Yes. Before answering people should be aware that this report isn’t quite as it seems and is not evidence that locking down was wrong.

oddly enough what doesn’t get reported is the same papers findings that mandatory masking is the answer. It might be worth wondering why the Telegraph leave that bit out.

DrMarciaFieldstone · 06/06/2023 10:36

Supported first lockdown, yes. Second lockdown, no. It was very clear by then that it wasn’t deadly for the vast majority of people. It’s caused years of damage to the next generation which is grossly unfair.

PerfectYear321 · 06/06/2023 10:36

We had to lock down because the Tories have stripped the NHS and we wouldn't have had enough beds or staff to cope. The NHS would have collapsed.
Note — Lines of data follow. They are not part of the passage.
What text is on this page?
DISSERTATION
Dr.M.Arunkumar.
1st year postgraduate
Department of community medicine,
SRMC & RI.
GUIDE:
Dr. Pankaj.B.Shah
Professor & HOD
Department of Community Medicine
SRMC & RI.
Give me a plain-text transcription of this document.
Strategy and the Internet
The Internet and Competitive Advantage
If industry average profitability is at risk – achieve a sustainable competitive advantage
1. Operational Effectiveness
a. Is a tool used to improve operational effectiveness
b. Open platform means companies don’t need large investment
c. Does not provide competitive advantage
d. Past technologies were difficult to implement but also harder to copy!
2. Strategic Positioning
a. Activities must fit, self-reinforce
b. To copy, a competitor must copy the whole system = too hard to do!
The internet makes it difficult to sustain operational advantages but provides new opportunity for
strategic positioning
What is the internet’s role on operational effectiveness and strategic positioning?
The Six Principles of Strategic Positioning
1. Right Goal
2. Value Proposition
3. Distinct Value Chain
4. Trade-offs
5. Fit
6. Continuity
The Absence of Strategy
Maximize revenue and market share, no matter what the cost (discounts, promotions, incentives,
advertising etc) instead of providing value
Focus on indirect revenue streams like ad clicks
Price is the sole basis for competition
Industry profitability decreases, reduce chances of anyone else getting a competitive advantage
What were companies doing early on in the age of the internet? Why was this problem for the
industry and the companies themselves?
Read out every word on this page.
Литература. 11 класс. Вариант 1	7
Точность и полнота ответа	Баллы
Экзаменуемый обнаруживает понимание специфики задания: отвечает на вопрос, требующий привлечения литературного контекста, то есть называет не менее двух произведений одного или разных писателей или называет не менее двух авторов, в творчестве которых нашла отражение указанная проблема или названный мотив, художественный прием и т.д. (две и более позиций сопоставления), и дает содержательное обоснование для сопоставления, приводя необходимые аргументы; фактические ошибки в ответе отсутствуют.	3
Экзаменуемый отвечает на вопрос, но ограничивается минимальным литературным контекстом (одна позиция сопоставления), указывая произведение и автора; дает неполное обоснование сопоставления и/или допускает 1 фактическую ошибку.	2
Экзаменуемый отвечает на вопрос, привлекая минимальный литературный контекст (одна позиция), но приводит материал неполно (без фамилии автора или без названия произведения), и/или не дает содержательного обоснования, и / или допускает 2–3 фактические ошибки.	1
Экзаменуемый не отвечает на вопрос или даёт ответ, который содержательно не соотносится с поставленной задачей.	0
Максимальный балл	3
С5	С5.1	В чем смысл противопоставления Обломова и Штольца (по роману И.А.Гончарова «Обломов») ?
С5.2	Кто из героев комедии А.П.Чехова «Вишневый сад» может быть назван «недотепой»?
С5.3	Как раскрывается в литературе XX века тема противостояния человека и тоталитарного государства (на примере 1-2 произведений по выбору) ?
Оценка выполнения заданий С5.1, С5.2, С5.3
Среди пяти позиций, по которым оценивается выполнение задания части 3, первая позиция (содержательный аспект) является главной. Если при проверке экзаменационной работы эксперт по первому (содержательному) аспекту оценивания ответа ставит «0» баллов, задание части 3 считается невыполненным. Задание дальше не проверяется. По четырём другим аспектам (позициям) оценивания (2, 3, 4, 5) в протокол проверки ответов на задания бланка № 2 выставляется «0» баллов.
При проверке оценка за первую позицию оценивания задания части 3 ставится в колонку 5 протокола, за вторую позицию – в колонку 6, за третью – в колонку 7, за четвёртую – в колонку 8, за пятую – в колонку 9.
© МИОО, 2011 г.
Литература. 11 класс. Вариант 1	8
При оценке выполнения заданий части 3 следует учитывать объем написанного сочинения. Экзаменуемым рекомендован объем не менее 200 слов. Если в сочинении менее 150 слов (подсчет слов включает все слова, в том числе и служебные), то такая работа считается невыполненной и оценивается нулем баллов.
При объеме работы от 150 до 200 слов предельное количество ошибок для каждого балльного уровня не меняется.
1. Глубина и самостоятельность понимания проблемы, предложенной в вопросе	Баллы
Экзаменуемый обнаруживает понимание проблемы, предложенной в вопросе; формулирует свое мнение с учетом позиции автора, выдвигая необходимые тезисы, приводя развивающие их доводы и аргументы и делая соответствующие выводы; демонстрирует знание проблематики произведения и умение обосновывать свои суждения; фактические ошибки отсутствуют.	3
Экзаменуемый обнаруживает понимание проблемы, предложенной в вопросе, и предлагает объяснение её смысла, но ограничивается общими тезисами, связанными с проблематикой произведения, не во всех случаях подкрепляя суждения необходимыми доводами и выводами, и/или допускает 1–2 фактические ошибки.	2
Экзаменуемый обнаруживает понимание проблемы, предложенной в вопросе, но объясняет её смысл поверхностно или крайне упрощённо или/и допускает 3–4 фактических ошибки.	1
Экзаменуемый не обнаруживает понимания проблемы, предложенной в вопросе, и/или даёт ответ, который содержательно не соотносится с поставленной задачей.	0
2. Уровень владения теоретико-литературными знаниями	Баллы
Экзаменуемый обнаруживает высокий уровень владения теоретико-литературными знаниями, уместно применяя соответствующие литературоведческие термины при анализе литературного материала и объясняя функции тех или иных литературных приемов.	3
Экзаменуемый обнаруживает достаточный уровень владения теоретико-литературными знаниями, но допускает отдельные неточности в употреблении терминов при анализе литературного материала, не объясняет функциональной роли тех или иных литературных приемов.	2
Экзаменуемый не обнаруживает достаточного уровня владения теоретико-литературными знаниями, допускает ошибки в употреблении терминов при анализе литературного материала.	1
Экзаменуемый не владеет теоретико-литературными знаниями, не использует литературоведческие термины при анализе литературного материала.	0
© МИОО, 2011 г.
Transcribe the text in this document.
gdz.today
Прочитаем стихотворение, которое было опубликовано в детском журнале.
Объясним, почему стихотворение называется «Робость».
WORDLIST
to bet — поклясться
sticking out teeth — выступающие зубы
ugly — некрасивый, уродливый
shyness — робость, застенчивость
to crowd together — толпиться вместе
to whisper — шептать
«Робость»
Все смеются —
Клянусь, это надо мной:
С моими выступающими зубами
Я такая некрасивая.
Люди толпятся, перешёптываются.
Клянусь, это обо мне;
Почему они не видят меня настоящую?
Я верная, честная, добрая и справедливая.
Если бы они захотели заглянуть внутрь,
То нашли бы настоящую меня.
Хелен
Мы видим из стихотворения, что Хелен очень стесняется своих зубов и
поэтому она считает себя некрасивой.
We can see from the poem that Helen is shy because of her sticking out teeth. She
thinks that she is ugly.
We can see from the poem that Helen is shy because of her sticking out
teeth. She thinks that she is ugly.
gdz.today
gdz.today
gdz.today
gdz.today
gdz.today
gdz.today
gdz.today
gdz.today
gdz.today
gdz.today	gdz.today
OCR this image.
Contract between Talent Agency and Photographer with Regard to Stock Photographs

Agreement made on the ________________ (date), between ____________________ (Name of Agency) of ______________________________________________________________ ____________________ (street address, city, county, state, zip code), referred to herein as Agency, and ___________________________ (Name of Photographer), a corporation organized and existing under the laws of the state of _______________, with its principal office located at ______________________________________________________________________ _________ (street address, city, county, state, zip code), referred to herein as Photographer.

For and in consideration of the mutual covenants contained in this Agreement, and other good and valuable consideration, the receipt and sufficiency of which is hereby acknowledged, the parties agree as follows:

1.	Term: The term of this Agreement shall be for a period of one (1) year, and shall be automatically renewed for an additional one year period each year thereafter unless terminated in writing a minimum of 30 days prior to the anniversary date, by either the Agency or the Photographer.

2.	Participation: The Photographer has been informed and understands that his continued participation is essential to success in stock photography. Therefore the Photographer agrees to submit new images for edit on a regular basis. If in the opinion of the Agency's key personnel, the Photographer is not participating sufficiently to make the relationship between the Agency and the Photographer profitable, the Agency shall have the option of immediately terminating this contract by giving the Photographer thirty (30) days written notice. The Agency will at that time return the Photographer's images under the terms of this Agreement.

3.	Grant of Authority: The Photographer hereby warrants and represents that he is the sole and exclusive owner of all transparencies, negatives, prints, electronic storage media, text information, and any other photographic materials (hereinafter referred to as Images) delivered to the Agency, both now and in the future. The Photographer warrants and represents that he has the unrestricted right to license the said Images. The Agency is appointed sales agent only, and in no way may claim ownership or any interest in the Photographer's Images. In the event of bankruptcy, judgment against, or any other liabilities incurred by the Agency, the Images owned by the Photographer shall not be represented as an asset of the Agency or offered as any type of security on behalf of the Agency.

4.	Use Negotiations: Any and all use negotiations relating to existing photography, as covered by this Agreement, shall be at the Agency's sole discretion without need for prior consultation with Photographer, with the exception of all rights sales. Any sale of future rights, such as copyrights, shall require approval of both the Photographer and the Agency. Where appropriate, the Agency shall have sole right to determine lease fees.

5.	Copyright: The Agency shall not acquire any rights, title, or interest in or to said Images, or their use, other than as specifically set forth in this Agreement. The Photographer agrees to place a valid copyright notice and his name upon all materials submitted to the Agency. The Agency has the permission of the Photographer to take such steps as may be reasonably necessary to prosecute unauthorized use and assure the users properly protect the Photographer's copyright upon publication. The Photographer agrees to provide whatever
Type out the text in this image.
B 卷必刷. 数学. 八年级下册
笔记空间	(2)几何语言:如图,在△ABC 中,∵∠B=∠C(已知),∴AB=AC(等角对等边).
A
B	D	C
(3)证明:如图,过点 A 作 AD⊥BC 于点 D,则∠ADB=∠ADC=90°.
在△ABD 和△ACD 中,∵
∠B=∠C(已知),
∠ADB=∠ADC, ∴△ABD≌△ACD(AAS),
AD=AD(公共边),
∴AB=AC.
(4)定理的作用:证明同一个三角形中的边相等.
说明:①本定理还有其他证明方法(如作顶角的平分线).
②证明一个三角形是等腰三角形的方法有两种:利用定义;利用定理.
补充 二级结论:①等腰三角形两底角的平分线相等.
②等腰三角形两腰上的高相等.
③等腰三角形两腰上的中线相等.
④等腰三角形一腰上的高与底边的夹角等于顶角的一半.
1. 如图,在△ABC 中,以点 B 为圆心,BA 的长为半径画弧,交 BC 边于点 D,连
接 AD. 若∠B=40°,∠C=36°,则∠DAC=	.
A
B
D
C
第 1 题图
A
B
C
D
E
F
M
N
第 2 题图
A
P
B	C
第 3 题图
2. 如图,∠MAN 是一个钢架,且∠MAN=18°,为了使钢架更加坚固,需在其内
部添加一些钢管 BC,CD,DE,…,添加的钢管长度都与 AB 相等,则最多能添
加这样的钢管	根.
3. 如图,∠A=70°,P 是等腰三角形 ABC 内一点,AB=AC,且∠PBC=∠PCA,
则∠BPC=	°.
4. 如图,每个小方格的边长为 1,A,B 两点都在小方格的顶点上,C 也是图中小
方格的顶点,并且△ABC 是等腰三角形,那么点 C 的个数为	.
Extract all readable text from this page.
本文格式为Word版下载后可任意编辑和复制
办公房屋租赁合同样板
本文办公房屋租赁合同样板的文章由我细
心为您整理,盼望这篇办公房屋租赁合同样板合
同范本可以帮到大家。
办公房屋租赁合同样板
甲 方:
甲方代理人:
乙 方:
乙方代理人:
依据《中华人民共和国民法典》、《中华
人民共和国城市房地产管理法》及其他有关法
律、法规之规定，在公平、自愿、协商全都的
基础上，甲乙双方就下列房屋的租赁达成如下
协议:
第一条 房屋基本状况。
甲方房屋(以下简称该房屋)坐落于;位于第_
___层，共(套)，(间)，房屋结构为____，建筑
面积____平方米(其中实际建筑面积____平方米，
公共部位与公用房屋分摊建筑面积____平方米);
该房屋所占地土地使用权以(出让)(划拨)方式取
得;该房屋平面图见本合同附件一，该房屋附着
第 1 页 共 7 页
That was what it was all about, remember....'protecting the NHS' rather than saving lives

OrangeBlossomsinthesun · 06/06/2023 10:37

But the problem is that the UK never "followed the science". Look at the eat out to help out programme for instance.

Purplesilkpyjamas · 06/06/2023 10:37

Hell121 · 06/06/2023 10:29

@Nutella22 - if it had come to that - and it was a big bloody if - in the temporary morgues that were being set up (they looked at using the NEC as one) - also funny how the Nightingale hospitals were never required. Would love to know the cost of them.

I think Nightingales had medical staffing issues

KR2023 · 06/06/2023 10:38

How many of us on here posting would actually NOT be here posting (because we would be dead), if lockdown hadn't have happened? And the virus had spread more, more deaths?

Impossible to answer.

It was 100% the right thing to do at the time.

Purplesilkpyjamas · 06/06/2023 10:39

PerfectYear321 · 06/06/2023 10:36

We had to lock down because the Tories have stripped the NHS and we wouldn't have had enough beds or staff to cope. The NHS would have collapsed.

That was what it was all about, remember....'protecting the NHS' rather than saving lives

This. Please remember those that died in the line of duty on the NHS front line while you are complaining about lockdowns.

thebellagio · 06/06/2023 10:39

The ultimate fact is that we had the worst government with by far and away the worst leader at the worst possible time.

I wonder how we would have fared if Theresa May had still been PM? Or even David Cameron?

I'm not a Tory voter, but their continuous austerity towards the NHS is the reason why the NHS broke. But having Johnson in charge was just fucking ridiculous. Singlehandedly, he's destroyed any trust I have in UK politics. They all seem to be so dodgy, and they don't even try to hide it.

I don't think I could name a single honest politician in the UK right now.